Doctors debate moving heart-shocking defibrillators home

? You can be walking around normally when your heart suddenly stops beating. It takes a mere five seconds to lose consciousness. In 20 seconds, your brain shows it’s losing oxygen your eyes roll back and your arms and legs twitch. In 10 minutes, you’ll be dead.

This is sudden cardiac arrest, and there’s only one save: a defibrillator, a device that shocks the heart into beating again. Every minute spent waiting for one lowers the chance of survival by 10 percent.

Portable defibrillators in airplanes, shopping malls and casinos have saved lives. Now some doctors, survivors and defibrillator makers say it’s time for the easy-to-use machines to move into many homes, alongside such common safety devices as smoke alarms and fire extinguishers.

Other doctors argue that putting defibrillators in so many untrained hands could be risky. They envision a distraught spouse spending precious minutes hunting for the defibrillator instead of dialing 911 only to discover the machine’s battery is dead.

Dr. Arthur Kellerman of Emory University worries that owning a defibrillator might cause people to ignore less glamorous but proven heart protection: “Why give up my cheeseburgers? I’ve got old sparky under the couch.”

The American Heart Assn. says there’s no scientific evidence to tell whether at-home defibrillators are helpful or not the topic hasn’t been studied.

Yet already dozens of people who can afford the $3,500 price tag have gotten doctors to write them prescriptions for the devices.

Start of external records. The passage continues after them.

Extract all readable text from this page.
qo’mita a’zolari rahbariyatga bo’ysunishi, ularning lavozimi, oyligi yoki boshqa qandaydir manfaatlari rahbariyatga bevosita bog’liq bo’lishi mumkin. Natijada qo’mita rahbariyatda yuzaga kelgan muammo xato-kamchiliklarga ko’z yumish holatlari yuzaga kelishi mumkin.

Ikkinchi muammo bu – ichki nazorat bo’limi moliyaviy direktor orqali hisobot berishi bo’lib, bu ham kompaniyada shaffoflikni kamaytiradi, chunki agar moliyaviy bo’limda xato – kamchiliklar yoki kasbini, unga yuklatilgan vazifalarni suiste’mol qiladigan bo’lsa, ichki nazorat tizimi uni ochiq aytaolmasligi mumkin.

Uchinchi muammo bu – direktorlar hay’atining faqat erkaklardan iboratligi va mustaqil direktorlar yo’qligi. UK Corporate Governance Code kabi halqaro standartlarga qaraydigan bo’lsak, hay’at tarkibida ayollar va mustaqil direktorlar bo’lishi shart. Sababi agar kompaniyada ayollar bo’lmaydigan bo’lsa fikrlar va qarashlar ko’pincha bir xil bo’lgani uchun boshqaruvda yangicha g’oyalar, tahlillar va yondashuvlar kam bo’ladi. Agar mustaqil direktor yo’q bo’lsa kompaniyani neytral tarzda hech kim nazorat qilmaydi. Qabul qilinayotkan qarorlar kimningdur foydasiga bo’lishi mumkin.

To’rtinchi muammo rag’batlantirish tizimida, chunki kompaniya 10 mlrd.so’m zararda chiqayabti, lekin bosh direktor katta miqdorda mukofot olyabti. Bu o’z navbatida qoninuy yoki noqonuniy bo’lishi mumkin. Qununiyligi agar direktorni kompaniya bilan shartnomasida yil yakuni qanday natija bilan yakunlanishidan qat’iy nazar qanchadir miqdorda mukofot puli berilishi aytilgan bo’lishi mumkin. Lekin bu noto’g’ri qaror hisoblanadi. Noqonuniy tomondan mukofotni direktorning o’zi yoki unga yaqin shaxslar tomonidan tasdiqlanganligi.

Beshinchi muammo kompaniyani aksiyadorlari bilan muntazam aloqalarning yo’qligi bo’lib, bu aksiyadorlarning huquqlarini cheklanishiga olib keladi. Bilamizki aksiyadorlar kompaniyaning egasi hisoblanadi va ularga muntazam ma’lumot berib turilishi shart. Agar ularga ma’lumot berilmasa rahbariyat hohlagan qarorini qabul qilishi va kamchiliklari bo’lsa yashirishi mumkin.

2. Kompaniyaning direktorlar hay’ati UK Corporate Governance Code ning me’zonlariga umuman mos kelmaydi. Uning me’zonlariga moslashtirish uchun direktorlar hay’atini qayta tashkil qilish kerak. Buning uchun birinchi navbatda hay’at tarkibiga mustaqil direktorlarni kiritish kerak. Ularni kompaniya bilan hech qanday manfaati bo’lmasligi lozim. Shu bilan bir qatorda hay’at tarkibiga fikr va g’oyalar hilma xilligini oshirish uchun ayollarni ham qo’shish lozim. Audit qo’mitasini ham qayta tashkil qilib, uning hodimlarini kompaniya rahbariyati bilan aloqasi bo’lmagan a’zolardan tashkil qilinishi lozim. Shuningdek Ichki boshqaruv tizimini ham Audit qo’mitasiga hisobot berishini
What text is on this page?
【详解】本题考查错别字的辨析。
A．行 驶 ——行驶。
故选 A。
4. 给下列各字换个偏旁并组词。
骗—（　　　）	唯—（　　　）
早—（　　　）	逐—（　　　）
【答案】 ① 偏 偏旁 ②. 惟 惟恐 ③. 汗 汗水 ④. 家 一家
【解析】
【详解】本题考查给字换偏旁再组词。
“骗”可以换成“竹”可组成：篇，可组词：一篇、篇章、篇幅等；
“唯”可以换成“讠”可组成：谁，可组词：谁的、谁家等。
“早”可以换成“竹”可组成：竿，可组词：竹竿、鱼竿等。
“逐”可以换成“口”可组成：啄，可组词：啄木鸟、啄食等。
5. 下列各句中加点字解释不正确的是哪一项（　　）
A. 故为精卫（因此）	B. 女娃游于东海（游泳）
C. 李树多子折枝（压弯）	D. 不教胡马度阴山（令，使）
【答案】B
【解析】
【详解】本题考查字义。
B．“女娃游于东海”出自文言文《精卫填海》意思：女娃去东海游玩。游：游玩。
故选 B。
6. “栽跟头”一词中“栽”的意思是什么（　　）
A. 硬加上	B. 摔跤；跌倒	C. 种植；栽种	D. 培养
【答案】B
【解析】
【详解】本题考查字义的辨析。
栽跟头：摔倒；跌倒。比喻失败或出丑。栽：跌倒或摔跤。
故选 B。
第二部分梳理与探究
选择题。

“I have one in my home and my car, as a personal safety thing,” says Dr. Gust Bardy of the University of Washington. Hoping to widen the market, manufacturer Philips Medical Systems plans to seek Food and Drug Administration approval this spring of a defibrillator specifically designed for at-home use. The device, slightly smaller than those available now, would sell for about $2,300.

Manufacturers are even asking what the FDA would require to sell defibrillators in drugstores without a doctor’s prescription.

Every year, about 220,000 Americans collapse and die of cardiac arrest. This is not a heart attack, it’s worse: Without warning, the electrical signals that pump the heart go haywire and heartbeat stops. CPR buys crucial time by getting oxygen to the victim’s brain while help is summoned. But only a defibrillator can restart the heart.

It requires no special medical expertise, and step-by-step instructions are provided. The machine isn’t supposed to shock if it detects a heartbeat.

Paramedics have long carried defibrillators. Backed by studies, such as one that found defibrillators on board American Airlines saved six of 15 cardiac-arrest victims, they’re increasingly found in police cars, office buildings, airports, casinos and shopping malls.

The home is the next frontier. Proponents say that’s where most cardiac arrests happen.

Studies of laymen’s use of defibrillators in public buildings are mixed on whether they increase survival rates significantly more than performing CPR until paramedics arrive.

The National Institutes of Health has begun a major study in 1,000 apartment buildings, health clubs, skyscrapers and other buildings. It doesn’t address at-home use specifically study participants are unlikely to be treated by a loved one but it should shed some light on ways to ensure defibrillators are used effectively.